Suggested Alternative NANDA Diagnoses
- Ineffective Coping
- Actual or Risk of Disuse Syndrome
- Risk for Disturbed Thought Processes
- Altered Sleep Pattern
- Tissue Perfusion: Peripheral, Alteration in
- Mindfulness and relaxation techniques are effective tools for rapidly reducing acute pain sensations.
- Aromatherapy, massage, thermotherapy, hydrotherapy, and electrical stimulation can also be used in combination to relieve severe or chronic pain.
- Pain scale evaluation should be done regularly to assess the effectiveness of treatments.
- Pain Control: Ability to use mechanical and pharmacological measures to maintain acceptable levels of pain.
- Sleep/Rest: Ability to obtain adequate restorative sleep.
- Mood Status: Emotional well-being evidence by the expression of positive affect, and ability to interact with environment.
- Mobility Level: Ability to change positions without increase in discomfort.
- Pharmacological Pain Management: Administering medications to reduce the amount of discomfort experienced.

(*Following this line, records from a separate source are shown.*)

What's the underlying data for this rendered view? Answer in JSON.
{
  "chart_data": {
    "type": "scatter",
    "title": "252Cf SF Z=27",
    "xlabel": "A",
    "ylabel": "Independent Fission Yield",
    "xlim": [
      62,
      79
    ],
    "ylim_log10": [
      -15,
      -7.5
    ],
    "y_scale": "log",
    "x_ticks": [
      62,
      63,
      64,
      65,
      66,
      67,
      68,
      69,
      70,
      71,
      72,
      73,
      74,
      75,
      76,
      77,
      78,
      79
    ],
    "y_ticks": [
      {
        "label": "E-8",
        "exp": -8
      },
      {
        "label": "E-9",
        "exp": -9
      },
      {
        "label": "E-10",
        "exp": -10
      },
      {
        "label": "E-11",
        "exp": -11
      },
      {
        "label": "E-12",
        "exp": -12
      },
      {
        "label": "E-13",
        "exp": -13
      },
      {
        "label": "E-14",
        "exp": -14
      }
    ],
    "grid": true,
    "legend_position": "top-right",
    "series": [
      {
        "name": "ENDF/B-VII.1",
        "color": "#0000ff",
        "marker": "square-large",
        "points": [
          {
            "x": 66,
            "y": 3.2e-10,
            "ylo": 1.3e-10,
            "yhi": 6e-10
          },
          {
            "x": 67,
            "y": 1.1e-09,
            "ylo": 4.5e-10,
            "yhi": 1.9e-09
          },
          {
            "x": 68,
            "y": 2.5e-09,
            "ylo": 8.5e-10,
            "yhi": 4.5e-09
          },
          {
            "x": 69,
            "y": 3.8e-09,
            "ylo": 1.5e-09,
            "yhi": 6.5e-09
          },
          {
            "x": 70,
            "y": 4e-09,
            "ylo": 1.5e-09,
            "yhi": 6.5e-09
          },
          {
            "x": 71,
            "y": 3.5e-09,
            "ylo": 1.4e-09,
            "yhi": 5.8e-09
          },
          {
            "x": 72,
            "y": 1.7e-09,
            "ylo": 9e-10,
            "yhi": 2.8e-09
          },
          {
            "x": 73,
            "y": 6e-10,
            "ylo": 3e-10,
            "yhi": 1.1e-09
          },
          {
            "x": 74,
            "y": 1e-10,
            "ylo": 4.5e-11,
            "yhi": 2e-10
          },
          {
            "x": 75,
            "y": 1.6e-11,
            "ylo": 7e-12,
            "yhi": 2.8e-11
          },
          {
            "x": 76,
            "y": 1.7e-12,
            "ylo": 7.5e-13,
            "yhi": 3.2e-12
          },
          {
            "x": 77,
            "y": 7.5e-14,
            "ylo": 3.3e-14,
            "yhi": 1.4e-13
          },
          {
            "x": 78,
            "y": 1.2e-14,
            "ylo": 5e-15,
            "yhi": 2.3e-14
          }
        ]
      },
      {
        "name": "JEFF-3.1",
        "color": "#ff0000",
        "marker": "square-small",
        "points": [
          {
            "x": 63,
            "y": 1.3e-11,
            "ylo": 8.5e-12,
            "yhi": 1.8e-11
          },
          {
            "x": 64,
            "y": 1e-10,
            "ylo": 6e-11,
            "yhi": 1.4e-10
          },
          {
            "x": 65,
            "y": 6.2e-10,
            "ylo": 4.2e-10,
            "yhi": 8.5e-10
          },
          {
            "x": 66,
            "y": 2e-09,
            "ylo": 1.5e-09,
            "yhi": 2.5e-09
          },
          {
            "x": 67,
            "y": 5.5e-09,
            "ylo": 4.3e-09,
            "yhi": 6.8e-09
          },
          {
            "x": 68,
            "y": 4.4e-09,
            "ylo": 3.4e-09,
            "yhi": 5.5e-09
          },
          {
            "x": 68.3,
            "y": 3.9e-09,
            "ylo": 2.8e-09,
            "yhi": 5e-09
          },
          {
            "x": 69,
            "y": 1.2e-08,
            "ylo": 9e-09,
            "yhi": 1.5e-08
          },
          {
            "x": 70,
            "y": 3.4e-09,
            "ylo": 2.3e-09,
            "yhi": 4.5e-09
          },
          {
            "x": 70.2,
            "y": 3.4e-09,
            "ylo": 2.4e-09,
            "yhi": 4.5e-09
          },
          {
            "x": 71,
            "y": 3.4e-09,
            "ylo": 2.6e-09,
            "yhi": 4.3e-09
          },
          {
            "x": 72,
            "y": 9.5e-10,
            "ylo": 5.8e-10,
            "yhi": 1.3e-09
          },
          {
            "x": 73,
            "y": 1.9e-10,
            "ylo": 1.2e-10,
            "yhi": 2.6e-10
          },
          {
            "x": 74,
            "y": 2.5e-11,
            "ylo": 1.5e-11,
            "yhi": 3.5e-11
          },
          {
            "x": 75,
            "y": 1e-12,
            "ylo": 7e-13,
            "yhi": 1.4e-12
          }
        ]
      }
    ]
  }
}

- Complementary Therapy: Utilizing non-traditional, non-pharmacological methods of managing pain such as aromatherapy, massage, and acupuncture.
- Distraction Therapy: Using diversional activities to decrease the perception of pain.
- Environmental Comfort Evaluation: Assessing and modifying the environment to provide comfort and relaxation.
Pain is one of the most common clinical problems encountered in nursing practice. By recognizing the signs and symptoms of acute pain and utilizing the strategies suggested in this post, nurses can effectively manage the pain and improve the patient’s quality of life.
- What is Acute Pain?
- Acute pain is a sudden, sharp sensation caused by tissue damage.
- How is Acute Pain Assessed?
- When assessing a patient with acute pain, it is important to assess the cause of the pain, the level of pain intensity, timing of the pain, duration of the pain, and what measures have been taken to relieve it.
- What Are Some Ways to Relieve Acute Pain?
- Mindfulness and relaxation techniques are effective tools for rapidly reducing acute pain sensations, as well as aromatherapy, massage, thermotherapy, hydrotherapy, and electrical stimulation.